Plaintiff was notified by letter dated October 3, 1985, that because of the violations, New Cash Store would be disqualified from being permitted to participate in the food stamp program for a period of three years. Plaintiff thereafter requested, and was granted, an administrative review of the three-year disqualification. After a meeting with plaintiff on November 15, 1985, the review officer informed plaintiff by a detailed memorandum letter dated January 14, 1986, that the three-year disqualification would be upheld. As grounds therefor, the review officer found that violations had in fact occurred as the result of plaintiff accepting food coupons in exchange for ineligible items on four separate occasions. He found that of a total of 33 items sold for food stamps, 16, or about 48 percent, were ineligible and included cigarettes.

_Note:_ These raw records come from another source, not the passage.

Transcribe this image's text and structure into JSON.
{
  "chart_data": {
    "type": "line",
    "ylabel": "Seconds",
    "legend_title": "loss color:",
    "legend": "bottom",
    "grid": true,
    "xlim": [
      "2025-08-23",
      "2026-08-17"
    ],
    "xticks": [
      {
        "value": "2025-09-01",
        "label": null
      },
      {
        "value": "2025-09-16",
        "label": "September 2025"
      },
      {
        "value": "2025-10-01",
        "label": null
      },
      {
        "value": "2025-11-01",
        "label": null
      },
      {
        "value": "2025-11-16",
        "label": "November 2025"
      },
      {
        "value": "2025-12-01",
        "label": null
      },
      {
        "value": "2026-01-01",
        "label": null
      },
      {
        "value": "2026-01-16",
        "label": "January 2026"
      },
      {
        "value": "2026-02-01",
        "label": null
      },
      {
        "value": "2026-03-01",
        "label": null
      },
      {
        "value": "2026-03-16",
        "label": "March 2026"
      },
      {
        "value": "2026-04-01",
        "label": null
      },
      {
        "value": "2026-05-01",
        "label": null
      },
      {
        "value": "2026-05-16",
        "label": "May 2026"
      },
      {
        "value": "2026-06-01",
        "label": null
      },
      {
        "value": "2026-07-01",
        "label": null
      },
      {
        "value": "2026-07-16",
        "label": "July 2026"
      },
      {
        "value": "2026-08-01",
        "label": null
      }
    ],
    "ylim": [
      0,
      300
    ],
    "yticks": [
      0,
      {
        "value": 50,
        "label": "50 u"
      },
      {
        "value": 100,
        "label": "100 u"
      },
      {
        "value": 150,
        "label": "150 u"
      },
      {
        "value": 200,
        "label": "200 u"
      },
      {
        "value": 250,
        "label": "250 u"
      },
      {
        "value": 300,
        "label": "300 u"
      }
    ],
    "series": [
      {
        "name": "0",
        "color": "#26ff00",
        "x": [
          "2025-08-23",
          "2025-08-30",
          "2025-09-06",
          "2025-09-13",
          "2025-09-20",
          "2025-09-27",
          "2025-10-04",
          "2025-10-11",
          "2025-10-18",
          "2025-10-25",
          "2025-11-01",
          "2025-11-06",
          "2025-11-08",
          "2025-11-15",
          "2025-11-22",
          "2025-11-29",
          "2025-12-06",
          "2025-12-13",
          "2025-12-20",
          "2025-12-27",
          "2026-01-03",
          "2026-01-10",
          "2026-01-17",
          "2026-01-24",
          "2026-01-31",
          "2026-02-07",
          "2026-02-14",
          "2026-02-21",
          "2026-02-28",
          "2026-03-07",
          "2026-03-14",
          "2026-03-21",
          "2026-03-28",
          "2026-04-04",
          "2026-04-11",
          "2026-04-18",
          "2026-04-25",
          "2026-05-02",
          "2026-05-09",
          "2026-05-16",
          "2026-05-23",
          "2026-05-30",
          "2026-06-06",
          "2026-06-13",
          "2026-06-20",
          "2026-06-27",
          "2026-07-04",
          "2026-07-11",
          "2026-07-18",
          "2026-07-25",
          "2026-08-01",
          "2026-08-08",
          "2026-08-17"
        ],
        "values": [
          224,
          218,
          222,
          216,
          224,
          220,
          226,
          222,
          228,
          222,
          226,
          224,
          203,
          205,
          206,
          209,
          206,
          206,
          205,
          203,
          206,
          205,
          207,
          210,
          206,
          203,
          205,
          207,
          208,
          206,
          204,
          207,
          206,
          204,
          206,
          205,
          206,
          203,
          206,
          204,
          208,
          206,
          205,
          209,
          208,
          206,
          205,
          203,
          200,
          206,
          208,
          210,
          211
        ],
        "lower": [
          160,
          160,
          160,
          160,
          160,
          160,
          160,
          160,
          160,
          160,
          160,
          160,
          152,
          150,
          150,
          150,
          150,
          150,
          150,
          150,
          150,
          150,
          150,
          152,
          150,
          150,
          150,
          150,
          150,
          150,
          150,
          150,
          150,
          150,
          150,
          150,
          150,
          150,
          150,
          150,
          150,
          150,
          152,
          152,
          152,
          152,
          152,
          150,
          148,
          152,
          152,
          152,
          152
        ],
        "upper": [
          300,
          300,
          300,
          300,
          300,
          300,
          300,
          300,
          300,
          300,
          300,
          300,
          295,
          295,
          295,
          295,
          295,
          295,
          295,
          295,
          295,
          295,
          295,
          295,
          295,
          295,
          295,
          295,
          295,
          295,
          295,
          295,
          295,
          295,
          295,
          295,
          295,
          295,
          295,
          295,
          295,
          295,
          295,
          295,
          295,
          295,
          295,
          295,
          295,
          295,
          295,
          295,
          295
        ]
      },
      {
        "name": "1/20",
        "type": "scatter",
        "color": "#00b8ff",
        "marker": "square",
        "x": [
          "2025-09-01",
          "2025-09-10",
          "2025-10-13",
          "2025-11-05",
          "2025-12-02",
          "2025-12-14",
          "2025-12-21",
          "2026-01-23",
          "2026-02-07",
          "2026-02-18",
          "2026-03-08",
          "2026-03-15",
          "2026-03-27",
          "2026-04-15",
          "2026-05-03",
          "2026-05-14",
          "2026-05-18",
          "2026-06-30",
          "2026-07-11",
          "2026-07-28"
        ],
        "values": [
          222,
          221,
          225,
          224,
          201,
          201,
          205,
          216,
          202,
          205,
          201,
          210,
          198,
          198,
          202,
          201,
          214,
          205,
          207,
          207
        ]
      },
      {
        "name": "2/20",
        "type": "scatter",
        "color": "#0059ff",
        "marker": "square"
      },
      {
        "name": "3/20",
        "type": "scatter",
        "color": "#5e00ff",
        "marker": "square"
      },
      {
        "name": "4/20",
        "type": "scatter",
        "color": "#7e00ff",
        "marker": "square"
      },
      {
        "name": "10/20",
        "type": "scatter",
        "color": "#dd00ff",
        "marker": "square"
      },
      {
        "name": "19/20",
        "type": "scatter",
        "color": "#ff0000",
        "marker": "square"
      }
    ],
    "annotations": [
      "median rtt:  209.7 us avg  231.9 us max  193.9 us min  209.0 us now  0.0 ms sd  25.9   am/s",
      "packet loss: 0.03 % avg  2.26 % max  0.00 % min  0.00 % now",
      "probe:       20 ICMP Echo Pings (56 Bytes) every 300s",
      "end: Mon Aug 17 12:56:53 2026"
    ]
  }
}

Plaintiff kept the four $10.00 food coupons which he had received from the investigator and still has them. He has never deposited or cashed them or attempted to deposit or cash them.

He filed suit in this court on January 29, 1986, seeking judicial review of the final agency action disqualifying him from the food stamp program for a period of three years. Both parties have moved for summary judgment in their favor.

II. CONTENTIONS OF THE PARTIES.

Plaintiff does not dispute that the transactions occurred, i.e., that the investigator brought food stamps into the store, conducted the transactions, and left with the eligible and ineligible items. But plaintiff contends that he did not accept the food coupons. Deposition, pp. 18-19. He argues that he literally “gave” the ineligible items to Cogdill because he never intended to cash or deposit the coupons which were given to him by Cogdill. He argues that he was entrapped by the investigator, as evidenced by his decision to file the unredeemed coupons with the word “entrapment” written on them. He took the coupons as evidence to be used against the government in his own scheme to “trap” the investigator.

Defendant argues that plaintiff repeatedly accepted food coupons for ineligible [1531]*1531items in violation of the pertinent laws and regulations. It contends that the defense of entrapment is not available in a civil food stamp disqualification case. Even if it is available in such cases, no entrapment occurred herein.